You may check openMSX debugger application to see how it communicate with a running instance of the emulator.

By edoz

Prophet (2501)

edoz's picture

31-07-2023, 16:38

I would be so cool to have network access in OpenMSX. Also for SymbOS development it is something it would be so nice to have. This will make it much easier for debugging ..

By santiontanon

Paragon (1831)

santiontanon's picture

31-07-2023, 19:47

At work now, but I was able to do this successfully from Java quite easily in the past without any authentication or anything and did a quick "code coverage" test app in Java that ran a ROM and stepped the execution step by step, logging the PC at each step. It was ridiculously slow haha, but it worked. Let me see if I can find the code after work

By wouter_

Hero (535)

wouter_'s picture

31-07-2023, 20:53

There are a few different ways to communicate with openMSX. In short:

  • To communicate with an already running openMSX instance you can connect via a socket.
  • To setup a communication channel with a new openMSX instance you can use a pipe or stdio.
  • If you only need to communicate at the start, then it might be easier to start openMSX with a Tcl script as a command line parameter.
aoineko wrote:

You may check openMSX debugger application to see how it communicate with a running instance of the emulator.

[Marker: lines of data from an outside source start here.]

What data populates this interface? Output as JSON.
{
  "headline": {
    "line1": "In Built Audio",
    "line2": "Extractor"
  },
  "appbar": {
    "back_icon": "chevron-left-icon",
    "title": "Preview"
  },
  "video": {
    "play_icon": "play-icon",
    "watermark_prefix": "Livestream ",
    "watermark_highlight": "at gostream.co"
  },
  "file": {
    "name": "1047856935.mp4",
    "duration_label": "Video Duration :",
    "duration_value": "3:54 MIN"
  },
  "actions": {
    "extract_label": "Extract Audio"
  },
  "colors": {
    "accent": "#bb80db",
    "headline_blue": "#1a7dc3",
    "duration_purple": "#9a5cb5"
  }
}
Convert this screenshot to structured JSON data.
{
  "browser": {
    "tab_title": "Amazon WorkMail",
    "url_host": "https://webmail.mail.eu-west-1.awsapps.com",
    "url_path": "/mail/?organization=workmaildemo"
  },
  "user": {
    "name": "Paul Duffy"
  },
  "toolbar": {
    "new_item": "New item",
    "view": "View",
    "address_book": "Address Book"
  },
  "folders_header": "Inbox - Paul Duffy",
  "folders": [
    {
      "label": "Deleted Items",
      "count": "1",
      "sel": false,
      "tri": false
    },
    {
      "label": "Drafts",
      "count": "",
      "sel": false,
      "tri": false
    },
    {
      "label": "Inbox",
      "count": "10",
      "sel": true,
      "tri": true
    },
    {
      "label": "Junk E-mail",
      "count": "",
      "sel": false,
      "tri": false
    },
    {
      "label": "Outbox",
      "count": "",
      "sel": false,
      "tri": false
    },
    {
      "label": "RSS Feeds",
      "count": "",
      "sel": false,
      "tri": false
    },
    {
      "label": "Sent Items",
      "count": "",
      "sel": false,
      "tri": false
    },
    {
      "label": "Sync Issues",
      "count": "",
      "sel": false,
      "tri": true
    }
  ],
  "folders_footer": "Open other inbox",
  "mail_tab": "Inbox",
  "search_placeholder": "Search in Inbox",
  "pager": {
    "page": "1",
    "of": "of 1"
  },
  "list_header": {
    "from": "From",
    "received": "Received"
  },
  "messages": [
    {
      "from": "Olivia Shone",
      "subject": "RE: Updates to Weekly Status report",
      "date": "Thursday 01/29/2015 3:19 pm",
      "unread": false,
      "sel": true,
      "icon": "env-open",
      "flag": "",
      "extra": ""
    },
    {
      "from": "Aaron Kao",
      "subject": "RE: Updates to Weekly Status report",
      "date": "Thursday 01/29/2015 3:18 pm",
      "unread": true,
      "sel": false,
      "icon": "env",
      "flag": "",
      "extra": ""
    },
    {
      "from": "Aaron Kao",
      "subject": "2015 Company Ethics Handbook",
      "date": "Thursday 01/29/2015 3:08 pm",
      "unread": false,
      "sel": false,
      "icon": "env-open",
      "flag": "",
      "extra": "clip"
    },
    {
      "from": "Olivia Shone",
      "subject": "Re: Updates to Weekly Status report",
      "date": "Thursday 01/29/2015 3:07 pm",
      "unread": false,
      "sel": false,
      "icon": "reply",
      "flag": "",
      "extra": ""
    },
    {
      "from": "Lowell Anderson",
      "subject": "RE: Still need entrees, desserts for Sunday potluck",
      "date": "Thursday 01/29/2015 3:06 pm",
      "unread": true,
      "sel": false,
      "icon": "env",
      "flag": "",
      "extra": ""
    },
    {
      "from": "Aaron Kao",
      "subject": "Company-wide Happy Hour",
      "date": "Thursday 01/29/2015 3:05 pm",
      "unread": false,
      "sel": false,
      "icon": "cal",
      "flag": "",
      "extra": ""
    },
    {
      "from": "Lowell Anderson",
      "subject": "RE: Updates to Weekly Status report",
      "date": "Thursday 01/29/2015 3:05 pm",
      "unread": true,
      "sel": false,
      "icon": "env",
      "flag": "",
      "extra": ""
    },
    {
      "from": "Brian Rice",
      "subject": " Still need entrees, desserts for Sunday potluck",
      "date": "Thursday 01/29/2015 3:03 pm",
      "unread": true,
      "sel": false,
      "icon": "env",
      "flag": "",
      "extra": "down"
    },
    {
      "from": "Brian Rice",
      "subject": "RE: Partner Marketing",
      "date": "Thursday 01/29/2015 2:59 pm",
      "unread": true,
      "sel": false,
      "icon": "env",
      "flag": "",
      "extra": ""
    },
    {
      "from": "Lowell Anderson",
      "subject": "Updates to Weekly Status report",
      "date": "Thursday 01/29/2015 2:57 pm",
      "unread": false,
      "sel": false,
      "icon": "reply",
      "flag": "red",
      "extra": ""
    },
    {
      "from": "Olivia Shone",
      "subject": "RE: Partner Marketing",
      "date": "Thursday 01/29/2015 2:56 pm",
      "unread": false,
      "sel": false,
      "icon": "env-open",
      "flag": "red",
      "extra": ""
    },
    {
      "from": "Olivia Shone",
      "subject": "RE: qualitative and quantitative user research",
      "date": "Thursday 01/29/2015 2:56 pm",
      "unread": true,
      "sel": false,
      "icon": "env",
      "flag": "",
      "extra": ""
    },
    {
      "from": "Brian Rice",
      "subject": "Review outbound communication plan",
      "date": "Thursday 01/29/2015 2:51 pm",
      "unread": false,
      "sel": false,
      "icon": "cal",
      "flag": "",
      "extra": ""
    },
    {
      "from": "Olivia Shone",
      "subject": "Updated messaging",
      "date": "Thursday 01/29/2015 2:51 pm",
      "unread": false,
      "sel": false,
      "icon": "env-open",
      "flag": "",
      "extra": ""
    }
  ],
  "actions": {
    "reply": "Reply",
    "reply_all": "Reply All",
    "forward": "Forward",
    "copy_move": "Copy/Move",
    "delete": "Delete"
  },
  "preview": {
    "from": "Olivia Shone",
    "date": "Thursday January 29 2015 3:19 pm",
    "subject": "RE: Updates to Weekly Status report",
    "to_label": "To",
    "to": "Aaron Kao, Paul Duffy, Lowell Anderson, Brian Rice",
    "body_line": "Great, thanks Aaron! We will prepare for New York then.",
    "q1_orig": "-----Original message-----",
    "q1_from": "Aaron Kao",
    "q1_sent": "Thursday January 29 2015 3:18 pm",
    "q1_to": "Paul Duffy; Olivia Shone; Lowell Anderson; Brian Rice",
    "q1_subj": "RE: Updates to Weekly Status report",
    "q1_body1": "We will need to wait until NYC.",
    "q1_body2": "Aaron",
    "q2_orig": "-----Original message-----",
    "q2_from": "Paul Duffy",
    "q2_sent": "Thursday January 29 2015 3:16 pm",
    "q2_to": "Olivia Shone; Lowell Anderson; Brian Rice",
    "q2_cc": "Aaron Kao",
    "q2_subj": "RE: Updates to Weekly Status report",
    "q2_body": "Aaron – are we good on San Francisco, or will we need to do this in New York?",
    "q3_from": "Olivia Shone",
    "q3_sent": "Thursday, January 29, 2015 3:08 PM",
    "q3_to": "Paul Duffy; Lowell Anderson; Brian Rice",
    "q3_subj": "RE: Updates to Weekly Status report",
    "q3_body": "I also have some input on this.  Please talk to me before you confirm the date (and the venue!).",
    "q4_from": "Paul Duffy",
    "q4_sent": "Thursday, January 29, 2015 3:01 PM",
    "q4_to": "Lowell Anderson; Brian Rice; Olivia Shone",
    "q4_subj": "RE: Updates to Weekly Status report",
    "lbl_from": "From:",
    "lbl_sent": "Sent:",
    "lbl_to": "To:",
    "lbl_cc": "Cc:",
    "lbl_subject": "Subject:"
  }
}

For the first option it's indeed best to look at some existing code, for example the connection code in the openMSX debugger.

On non-windows systems it's indeed as simple as:

  • connect to the unix domain socket
  • send commands
  • receive the response

Unfortunately on windows it's more complex. (Older) windows systems didn't have support for unix domain sockets yet (and for now we'd like openMSX to remain compatible with those systems). The closest approximation on windows are TCP sockets. HOWEVER, unlike unix domain sockets, any user can connect to a TCP socket. And because openMSX commands are a full featured programming language, they can do stuff like delete arbitrary files or copy files containing sensitive information (openMSX commands run with the same privilege level as the user who started the openMSX process). That's a big security risk. So on windows we require an extra authentication step. And unfortunately that's indeed not so easy to setup. But see the example code.

By santiontanon

Paragon (1831)

santiontanon's picture

31-07-2023, 22:16

Ah, then my example code would not be useful, as I use unix, and indeed it was as simple as wouter mentions.

By konamiman

Paragon (1211)

konamiman's picture

01-08-2023, 03:12

Quote:

any user can connect to a TCP socket. And because openMSX commands are a full featured programming language, they can do stuff like delete arbitrary files or copy files containing sensitive information (openMSX commands run with the same privilege level as the user who started the openMSX process). That's a big security risk. So on windows we require an extra authentication step.

Don't get me wrong, I think it's great that the openMSX development team is concerned about security and I understand the rationale for such a mechanism. But I also think there should be a way to explicitly disable it.

For the connection to be exploited to do evil either openMSX would have to be running in a multi-user environment, or the computer would have to be connected to a public network without any kind of firewalling for incoming connections. In most cases (I dare to say in the vast majority of cases) this won't be the case, so the need for authentication is a hurdle more than a help.

So what about adding something like a -control unsafe_socket command line argument, and/or a key for the settings.xml file? Add the explanation about the security risks to the documentation for the argument/setting, and let the user make an informed decision.

A simpler plain user-password authentication mechanism, available only when TLS is used for the connection if you want, would maybe be a good alternative too.

And for the love of Nishi, please update the documentation, right now it mentions absolutely nothing about that security mechanism. Yes I know I could open a pull request myself but so far I don't fully understand it and I'm unable to make it work so it would be quite pointless.